The window was open, just a crack, letting the star-filled night slip in. It would normally be a security risk, but this was a small turian town in the middle of nowhere, and he’d bested the leader of the local regiment in a friendly sparring match right before they had lunch together. This was not an apartment on the Citadel. This was not a stardock on Ilium. This was not a private residence on Omega. And so, paradoxically, it was okay. It was okay to leave the window open and the original encryption in the door. It really was okay.
Even Saren had agreed. Provided that a pistol was within easy reach.
Saren’s arm was heavy, but it weighed nothing compared to the armoured version. And, even better, it did not end in a fist. Saren had draped it over his waist. Bent it at the elbow, so he could anchor his hand on the other side of the ridge running down Nihlus’ chest and scratch there once in a while with his sharpened talons. Nihlus smiled to himself. Out in the world they said that those who grabbed your heart instead of your ass were keepers. And not in the weird-insectoid sense. The world had been right thus far.
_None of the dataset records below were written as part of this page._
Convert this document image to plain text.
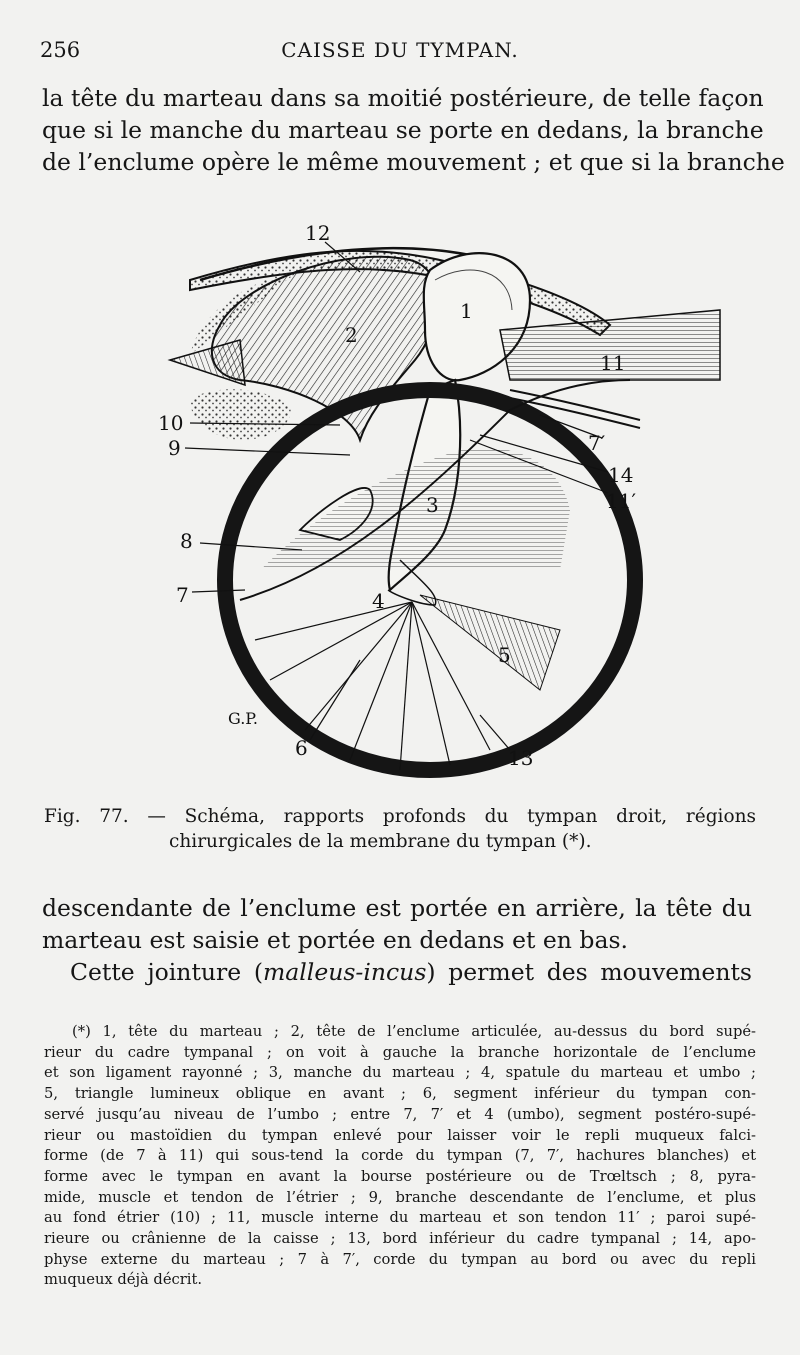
256	CAISSE DU TYMPAN.
la tête du marteau dans sa moitié postérieure, de telle façon
que si le manche du marteau se porte en dedans, la branche
de l’enclume opère le même mouvement ; et que si la branche
12
1
2
11
10
9	7′
14
11′
3
8
7	4
5
G.P.
6	13
Fig. 77. — Schéma, rapports profonds du tympan droit, régions
chirurgicales de la membrane du tympan (*).
descendante de l’enclume est portée en arrière, la tête du
marteau est saisie et portée en dedans et en bas.
Cette jointure (malleus-incus) permet des mouvements
(*) 1, tête du marteau ; 2, tête de l’enclume articulée, au-dessus du bord supé-
rieur du cadre tympanal ; on voit à gauche la branche horizontale de l’enclume
et son ligament rayonné ; 3, manche du marteau ; 4, spatule du marteau et umbo ;
5, triangle lumineux oblique en avant ; 6, segment inférieur du tympan con-
servé jusqu’au niveau de l’umbo ; entre 7, 7′ et 4 (umbo), segment postéro-supé-
rieur ou mastoïdien du tympan enlevé pour laisser voir le repli muqueux falci-
forme (de 7 à 11) qui sous-tend la corde du tympan (7, 7′, hachures blanches) et
forme avec le tympan en avant la bourse postérieure ou de Trœltsch ; 8, pyra-
mide, muscle et tendon de l’étrier ; 9, branche descendante de l’enclume, et plus
au fond étrier (10) ; 11, muscle interne du marteau et son tendon 11′ ; paroi supé-
rieure ou crânienne de la caisse ; 13, bord inférieur du cadre tympanal ; 14, apo-
physe externe du marteau ; 7 à 7′, corde du tympan au bord ou avec du repli
muqueux déjà décrit.
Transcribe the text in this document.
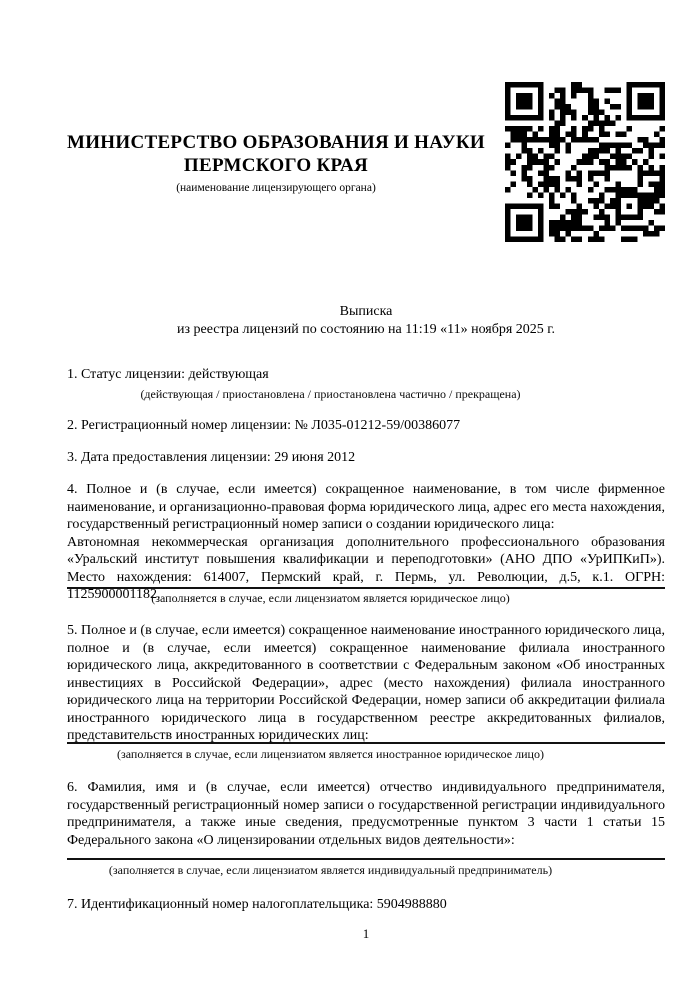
МИНИСТЕРСТВО ОБРАЗОВАНИЯ И НАУКИ
ПЕРМСКОГО КРАЯ
(наименование лицензирующего органа)
Выписка
из реестра лицензий по состоянию на 11:19 «11» ноября 2025 г.
1. Статус лицензии: действующая
(действующая / приостановлена / приостановлена частично / прекращена)
2. Регистрационный номер лицензии: № Л035-01212-59/00386077
3. Дата предоставления лицензии: 29 июня 2012
4. Полное и (в случае, если имеется) сокращенное наименование, в том числе фирменное наименование, и организационно-правовая форма юридического лица, адрес его места нахождения, государственный регистрационный номер записи о создании юридического лица:
Автономная некоммерческая организация дополнительного профессионального образования «Уральский институт повышения квалификации и переподготовки» (АНО ДПО «УрИПКиП»). Место нахождения: 614007, Пермский край, г. Пермь, ул. Революции, д.5, к.1. ОГРН: 1125900001182.
(заполняется в случае, если лицензиатом является юридическое лицо)
5. Полное и (в случае, если имеется) сокращенное наименование иностранного юридического лица, полное и (в случае, если имеется) сокращенное наименование филиала иностранного юридического лица, аккредитованного в соответствии с Федеральным законом «Об иностранных инвестициях в Российской Федерации», адрес (место нахождения) филиала иностранного юридического лица на территории Российской Федерации, номер записи об аккредитации филиала иностранного юридического лица в государственном реестре аккредитованных филиалов, представительств иностранных юридических лиц:
(заполняется в случае, если лицензиатом является иностранное юридическое лицо)
6. Фамилия, имя и (в случае, если имеется) отчество индивидуального предпринимателя, государственный регистрационный номер записи о государственной регистрации индивидуального предпринимателя, а также иные сведения, предусмотренные пунктом 3 части 1 статьи 15 Федерального закона «О лицензировании отдельных видов деятельности»:
(заполняется в случае, если лицензиатом является индивидуальный предприниматель)
7. Идентификационный номер налогоплательщика: 5904988880
1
Saren’s breath was tickling the back of his neck, filling the gaps between his plates with a strange but not unpleasant warmth. He wondered if Saren was asleep. Would he be? He looked out the window. No clouds, no pollution. He could see a million million stars (as he chuckled at the childhood memory), spilled like pearls across that fine black robe of Saren’s, the one with the mysterious, hand-woven fabric. (When’s daddy coming back? I want to see him, I do! The pirate king!)
Would Saren recognise any? Nihlus certainly didn’t. Saren seemed to know everything, though. Maybe he’d do some weird triangulation thing in his head and say yes, Nihlus, you were born on a planet doing its laps around that faint orange one. It’s about five hundred parsecs away. He’d say, as Nihlus nuzzled his cheek, lost in the afterglow, the charge in his spine tingling on and on forever. And where are you from, he’d ask, wrapping the robe tighter around both of them, the air surrounding them refreshing but chilly, holding on to the fresh memory of summer rain like he would to the memory of their lovemaking. Surely not this galaxy, he’d tease. Saren would punch him in the biceps, lightly (or maybe he would kiss Nihlus behind the fringe, make him squirm and laugh for a change). You can’t see Palaven from here.
What are you talking about. I can. He’d look into Saren’s eyes. If there’s one thing he remembered about Palaven, it was that it shone. Perhaps metaphorically. Jewel in the Hierarchy’s crest and all. But how those eyes would shine in the starlight. When it was safe to rely on the autopilot, when it was safe to open the narrow viewports in the bridge and see the redshifted emissions in a pitch black galaxy. He’d strip for Saren then and there. He’d press lips that still tasted of mud and blood against Saren’s ear and whisper, why don’t we have a go now. I’ve only got scratches. (Saren would insist that he patched up first but hey he was free to imagine wasn’t he? Those teeth across his neck and hands around his hips, that beautiful, dark energy that drove him forward and pulled him back every time. And for once in his life, sex and love would achieve equivalency.)
There were a million million stories he could make up as he gazed at the stars. Even the motes of dust that drifted, lazily, across the diffuse beam seemed to take on lives of their own. Oh, looky there. Those two are dancing. Oh so fair. Those two are courting. Those two are drifting apart. He was lying in bed, warm, sated in every way, and aroused as heck.
The rhythmic scratching stopped. Saren must’ve noticed.
“I’m just thinking. About a dream I had.” His throat was so dry.
“Go on.” Saren humoured him.
“It’s about you.”
And Saren certainly didn’t miss the present tense, because what followed was beyond his wildest dreams. Like it was every single time.